Parallèlement, les accusations pénales servent de
puissants leviers pour influencer les décisions
rendues en faveur des plaignantes dans les procédures
civiles en droit familial qui suivent inévitablement
le dépôt d’allégations de violence domestique. Dès
qu'une ordonnance est émise par ces tribunaux, le
percepteur intervient à son tour pour prélever à la
source une rançon au profit de l'instigatrice de la
manœuvre qui a réussi à kidnapper les enfants du
couple avec la bénédiction et la complicité de l’état.
Après avoir été jeté à la rue, privés de l'accès à
leurs enfants, ruinés eu terme de procédures
juridiques inutiles et futiles, les hommes salariés
subissent ensuite le harcèlement du percepteur mandaté
par l'état. Ils se font promptement délester d’une
fraction substantielle de leurs revenus par ce service
public, destinés à pourvoir aux besoins d’une
progéniture dont ils sont, la plupart du temps,
cruellement privés par ordonnance du tribunal. Pour
ajouter l’insulte à l’injure, ils se font accuser
d’être des pères absents !
Ce triste constat représente malheureusement le sort
peu enviable réservé aux hommes par une société qui ne
les respectent pas et dont le seul tort aura été
d’accorder leur confiance à une femme qui n'en était
pas digne, la mère de leurs enfants. Par ailleurs, ces
malversations se produisent également parce que l'état
les autorise en judiciarisant systématiquement tous
les dossiers de violences domestiques alléguées, sans
égard aux faits et en dépit des évidences, ouvrant
ainsi toute grande la porte aux fausses accusations.

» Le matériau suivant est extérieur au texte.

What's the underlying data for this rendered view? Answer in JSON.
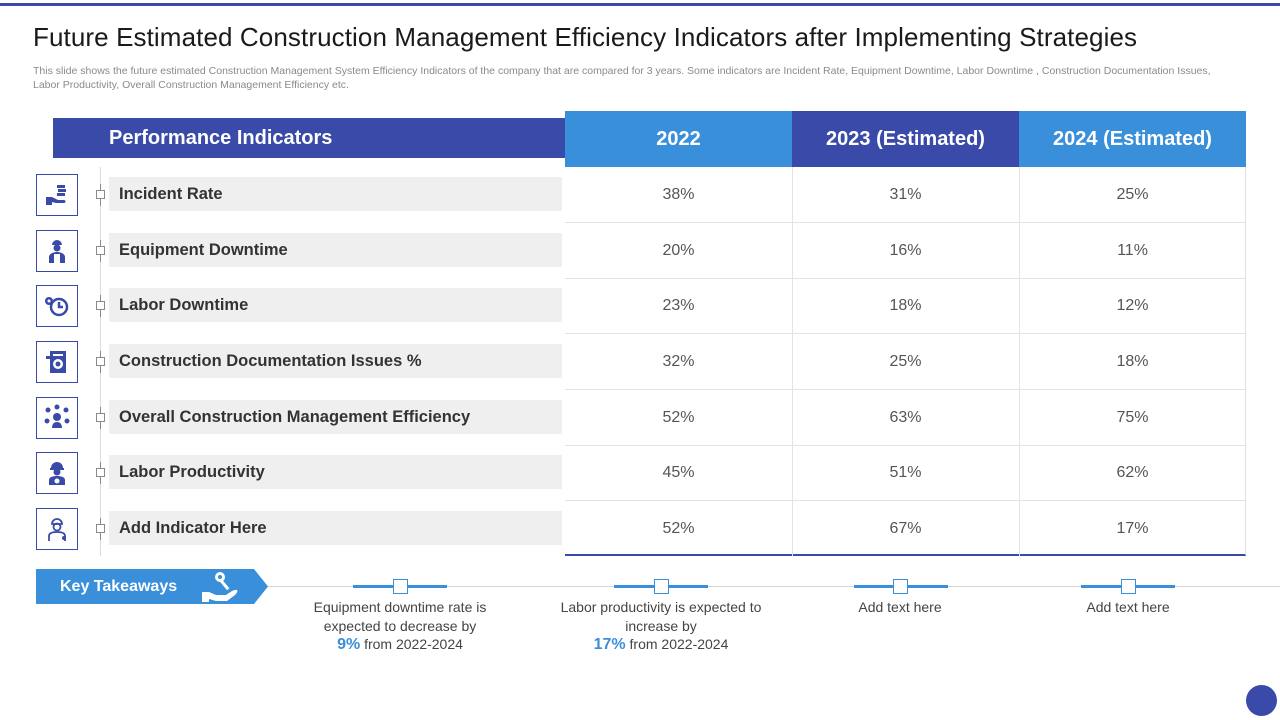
{
  "slide": {
    "title": "Future Estimated Construction  Management Efficiency Indicators after Implementing Strategies",
    "subtitle": "This slide shows the future estimated Construction Management System Efficiency Indicators of the company that are compared for 3 years. Some indicators are Incident Rate, Equipment Downtime, Labor Downtime , Construction Documentation Issues, Labor Productivity, Overall Construction Management Efficiency etc."
  },
  "table": {
    "header": {
      "indicator": "Performance Indicators",
      "col1": "2022",
      "col2": "2023 (Estimated)",
      "col3": "2024 (Estimated)"
    },
    "rows": [
      {
        "label": "Incident Rate",
        "icon": "hand-coins-icon",
        "v2022": "38%",
        "v2023": "31%",
        "v2024": "25%"
      },
      {
        "label": "Equipment Downtime",
        "icon": "worker-icon",
        "v2022": "20%",
        "v2023": "16%",
        "v2024": "11%"
      },
      {
        "label": "Labor Downtime",
        "icon": "clock-gear-icon",
        "v2022": "23%",
        "v2023": "18%",
        "v2024": "12%"
      },
      {
        "label": "Construction Documentation Issues %",
        "icon": "document-gear-icon",
        "v2022": "32%",
        "v2023": "25%",
        "v2024": "18%"
      },
      {
        "label": "Overall  Construction Management Efficiency",
        "icon": "network-person-icon",
        "v2022": "52%",
        "v2023": "63%",
        "v2024": "75%"
      },
      {
        "label": "Labor Productivity",
        "icon": "helmet-worker-icon",
        "v2022": "45%",
        "v2023": "51%",
        "v2024": "62%"
      },
      {
        "label": "Add Indicator Here",
        "icon": "engineer-icon",
        "v2022": "52%",
        "v2023": "67%",
        "v2024": "17%"
      }
    ]
  },
  "takeaways": {
    "label": "Key Takeaways",
    "icon": "hand-key-icon",
    "items": [
      {
        "pre": "Equipment downtime rate is expected to decrease by",
        "num": "9%",
        "post": "from 2022-2024"
      },
      {
        "pre": "Labor productivity is expected to increase by",
        "num": "17%",
        "post": "from 2022-2024"
      },
      {
        "pre": "Add text here",
        "num": "",
        "post": ""
      },
      {
        "pre": "Add text here",
        "num": "",
        "post": ""
      }
    ]
  },
  "colors": {
    "navy": "#3a4aa8",
    "blue": "#3a8fdb"
  }
}
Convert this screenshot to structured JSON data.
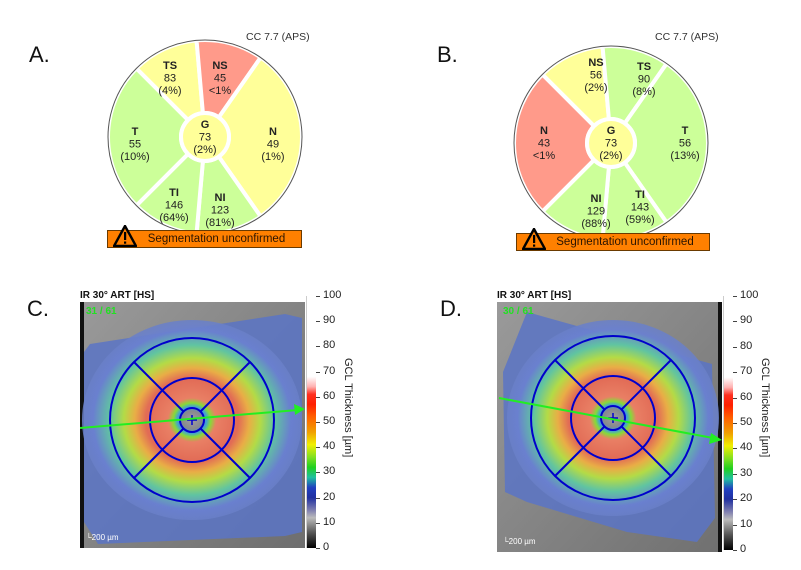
{
  "panels": {
    "A": {
      "letter": "A.",
      "cc_label": "CC 7.7 (APS)",
      "banner_text": "Segmentation unconfirmed",
      "sectors": {
        "TS": {
          "label": "TS",
          "value": "83",
          "pct": "(4%)",
          "color": "#ffff99"
        },
        "NS": {
          "label": "NS",
          "value": "45",
          "pct": "<1%",
          "color": "#ff9a8a"
        },
        "N": {
          "label": "N",
          "value": "49",
          "pct": "(1%)",
          "color": "#ffff99"
        },
        "NI": {
          "label": "NI",
          "value": "123",
          "pct": "(81%)",
          "color": "#ccff99"
        },
        "TI": {
          "label": "TI",
          "value": "146",
          "pct": "(64%)",
          "color": "#ccff99"
        },
        "T": {
          "label": "T",
          "value": "55",
          "pct": "(10%)",
          "color": "#ccff99"
        },
        "G": {
          "label": "G",
          "value": "73",
          "pct": "(2%)",
          "color": "#ffff99"
        }
      }
    },
    "B": {
      "letter": "B.",
      "cc_label": "CC 7.7 (APS)",
      "banner_text": "Segmentation unconfirmed",
      "sectors": {
        "NS": {
          "label": "NS",
          "value": "56",
          "pct": "(2%)",
          "color": "#ffff99"
        },
        "TS": {
          "label": "TS",
          "value": "90",
          "pct": "(8%)",
          "color": "#ccff99"
        },
        "T": {
          "label": "T",
          "value": "56",
          "pct": "(13%)",
          "color": "#ccff99"
        },
        "TI": {
          "label": "TI",
          "value": "143",
          "pct": "(59%)",
          "color": "#ccff99"
        },
        "NI": {
          "label": "NI",
          "value": "129",
          "pct": "(88%)",
          "color": "#ccff99"
        },
        "N": {
          "label": "N",
          "value": "43",
          "pct": "<1%",
          "color": "#ff9a8a"
        },
        "G": {
          "label": "G",
          "value": "73",
          "pct": "(2%)",
          "color": "#ffff99"
        }
      }
    },
    "C": {
      "letter": "C.",
      "title": "IR 30° ART [HS]",
      "frame_counter": "31 / 61",
      "scale_label": "200 µm",
      "colorbar_label": "GCL Thickness [µm]",
      "colorbar_ticks": [
        "100",
        "90",
        "80",
        "70",
        "60",
        "50",
        "40",
        "30",
        "20",
        "10",
        "0"
      ],
      "arrow_value": 50
    },
    "D": {
      "letter": "D.",
      "title": "IR 30° ART [HS]",
      "frame_counter": "30 / 61",
      "scale_label": "200 µm",
      "colorbar_label": "GCL Thickness [µm]",
      "colorbar_ticks": [
        "100",
        "90",
        "80",
        "70",
        "60",
        "50",
        "40",
        "30",
        "20",
        "10",
        "0"
      ],
      "arrow_value": 36
    }
  },
  "colors": {
    "banner": "#ff8000",
    "grid_blue": "#0000cc",
    "scan_line_green": "#22ee22",
    "sector_green": "#ccff99",
    "sector_yellow": "#ffff99",
    "sector_red": "#ff9a8a"
  }
}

De plus, jamais les personnes coupables de tels
méfaits publics, pourtant sanctionnés par art. 140 du
code criminel, ne seront poursuivies devant les
tribunaux.
Le Journal de Montréal publiait au début d'avril les
conclusions du rapport Rondeau intitulé « Les hommes :
s’ouvrir à leurs réalités et répondre à leurs
besoins», un rapport rédigé par un groupe d’étude et
remis au ministre de la Santé, M. Philippe Couillard
en janvier dernier. On peut y lire « qu’il est plus
que temps que le Québec s’engage sans équivoque et
prenne réellement en compte les multiples difficultés
auxquelles sont confrontés bon nombre d’hommes ».
La patience des hommes commence à s’étioler devant les
malversations attribuables aux officiers oeuvrant au
sein même des institutions dont le mandat consiste
précisément à assurer la saine administration de la
justice. Le problème exposé dans cette lettre ouverte
représente un des éléments déterminants dans la
lecture du malaise bien réel identifié par les
rédacteurs du fameux rapport.
Qui entrave le travail de redressement essentiel à la
bonne marche de cette société? Qui a un intérêt à
mentir? Combien d'hommes innocents devront encore
passer à travers la machine infernale, expressément
conçue pour broyer du mâle, avant que vous
interveniez?
Chaque homme qui se suicide en raison de la mise en
oeuvre de ces politiques barbares et inhumaines laisse
une tache indélébile dans notre conscience collective.
Le sang des hommes innocents a suffisamment coulé.
Votre mandat, à titre de ministre de la justice vous
commande d'agir sans délai. Vous ne pouvez feindre
l'ignorance. Il en va de votre imputabilité.